MY OVERALL INTEREST LEVEL
(NOTE: My options for each category are “Love,” “Like,” “Neutral,” “Not My Style,” or “Dislike.” But I rarely dislike anything, so I’ll mostly be using the other four.)
There’s something about “Do or Not” that’s so joyful and infectious. I can’t help but smile when I see Pentagon performing this song, and I’m *almost* tempted to sing along. Idols are pros at putting on their best faces and looking happy all the time, and there’s a lot of behind the scenes stuff we fans are completely unaware of. But I feel like I can sense Pentagon’s genuine happiness here; perhaps it’s because I’ve seen everything they’ve been through – including a KCON performance in 2018 when I knew there was a lot going on with them. Much like they poured their pain and hardships into last year’s music, they’re channeling their joy into this year’s comeback – and it shows.

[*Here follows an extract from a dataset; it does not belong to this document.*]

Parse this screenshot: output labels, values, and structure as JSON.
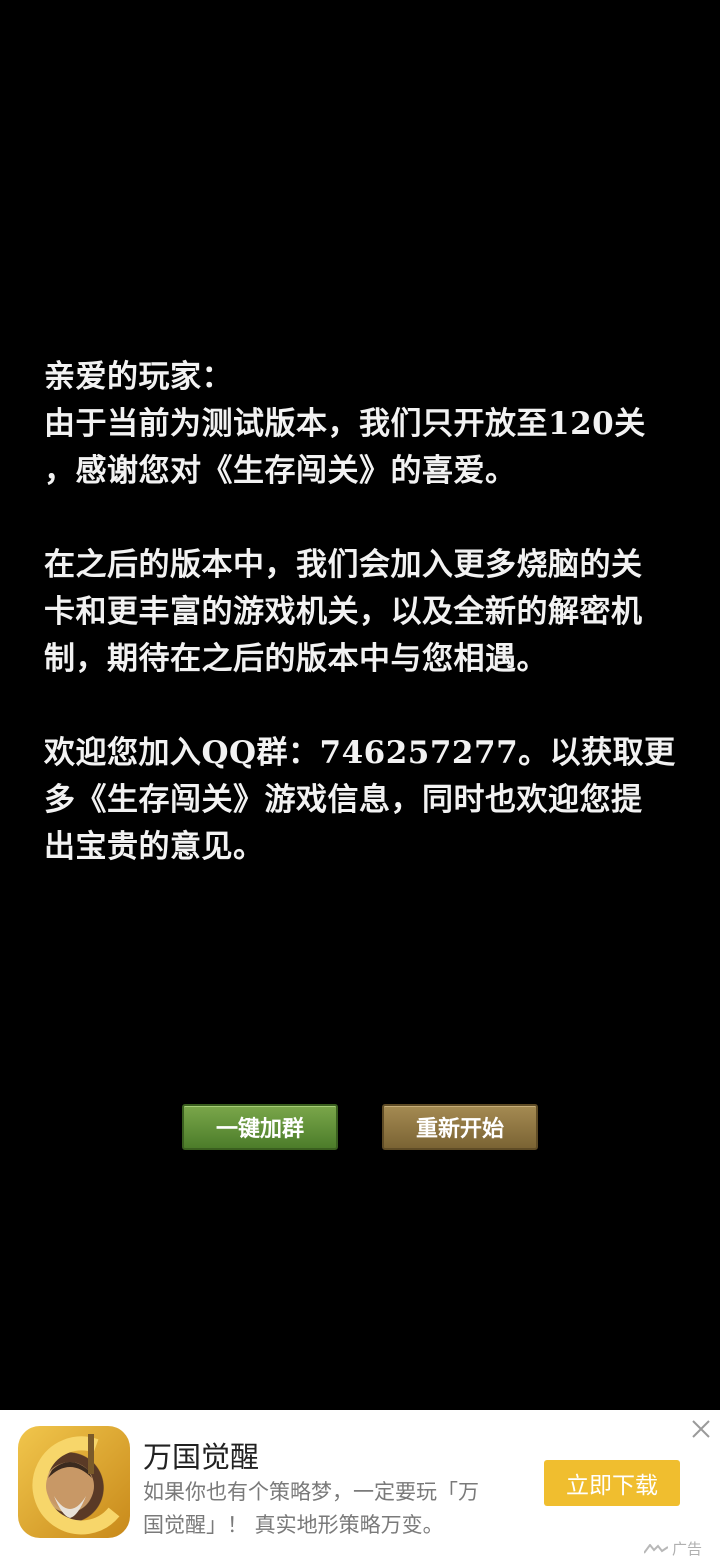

While I like “Do or Not,” I don’t have as strong an attachment to it as Pentagon’s more recent work. As always, I’m not a person who repeatedly listens to feel-good songs -though I do believe the pop rock vibes helped offset my natural ambivalence in this case. I’m an angsty and emotional person at heart, so I’m more naturally drawn to their songs like “Dr. BeBe” and “Basquiat.” (Once I get back to doing my Road to Kingdom comebacks, I’ll tell you all about how I burst into tears watching their finale performance.) If I personally ranked “Do or Not” among Pentagon’s other singles, I’d say it’s probably somewhere in the middle. But I think this is the perfect song for where they are right now, and I’m all too content to bop along.
(“Knee Jerk Reaction” is a column I created to talk about comebacks or debuts when I don’t have a lot of time to write in-depth reviews. A knee jerk reaction is like an automatic response, so it’s a post about my initial thoughts on the song, the music video, and the performance if it’s available. Compared to my reviews, everything is more stream of consciousness and less analytical. And everything is 100% my own opinion!)